As we emerged, so did the insects. I watched a shield bug ease itself around the edge of a leaf back into the light, picking a path between wobbling water droplets. Spiders abseiled between grass stems, repairing webs. Within a few minutes bumblebees were at work again, shaking rain from water-laden bramble flowers.
The moments after a thunderstorm seem to heighten the sense of smell, perhaps because still, moisture-laden, air becomes saturated with dissolved floral scents. Along a hedgerow, the musky, high-summer, odour of elder blossom and the sweet fragrance of wild roses were especially intense.
A tropical, fruity, aroma rose from the carpet of pineapple weed, Matricaria discoidea, crushed under our feet along the footpath around the edge of a wheat field.
By the time we reached the lane leading to the Meeting of the Waters, the confluence of the rivers Tees and Greta, our clothes had begun to dry and we slackened our pace.
The sun had broken through. A meadow brown butterfly, wings pressed flat on the road, basked in the heat, reluctant to fly until we were a footstep away.
Wisps of steam drifted upwards from the drying asphalt, and convection currents of rising air sucked in a breeze that shook water from hogweed umbels, where hoverflies were already settling to feed.
For some the rain had come as a blessed relief.

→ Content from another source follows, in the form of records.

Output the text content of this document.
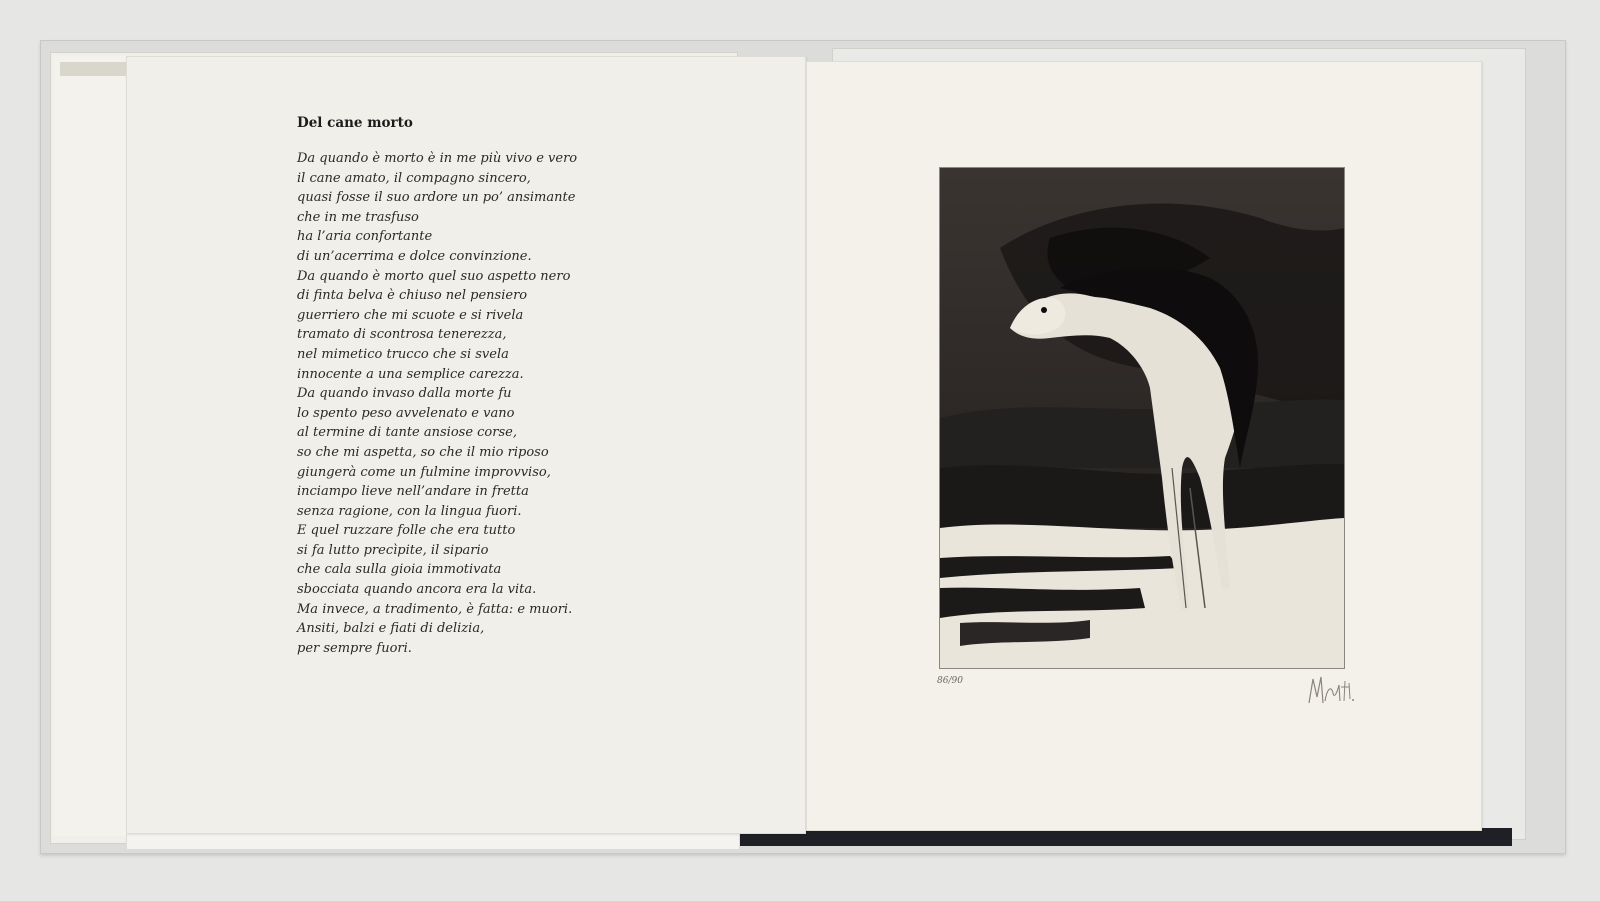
Del cane morto
Da quando è morto è in me più vivo e vero
il cane amato, il compagno sincero,
quasi fosse il suo ardore un po’ ansimante
che in me trasfuso
ha l’aria confortante
di un’acerrima e dolce convinzione.
Da quando è morto quel suo aspetto nero
di finta belva è chiuso nel pensiero
guerriero che mi scuote e si rivela
tramato di scontrosa tenerezza,
nel mimetico trucco che si svela
innocente a una semplice carezza.
Da quando invaso dalla morte fu
lo spento peso avvelenato e vano
al termine di tante ansiose corse,
so che mi aspetta, so che il mio riposo
giungerà come un fulmine improvviso,
inciampo lieve nell’andare in fretta
senza ragione, con la lingua fuori.
E quel ruzzare folle che era tutto
si fa lutto precìpite, il sipario
che cala sulla gioia immotivata
sbocciata quando ancora era la vita.
Ma invece, a tradimento, è fatta: e muori.
Ansiti, balzi e fiati di delizia,
per sempre fuori.
86/90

At the humpback bridge over the Greta we found scores of snails gliding along the walls, leaving glistening trails. After days of drought spent hiding behind a curtain of ivy, the sudden downpour had coaxed garden snails, Helix aspersa, out to graze on the algae coating the wet rocks.
White-lipped snails, Cepaea hortensis, crawled over nettles, protected by their slime from stings as they climbed the stems, intent on reaching the flowers and tender young leaves.
Our walk had begun with the crackle of electricity and a heart-thumping thunderclap overhead. Now the countryside was settling back into the snail’s pace of a drowsy summer afternoon.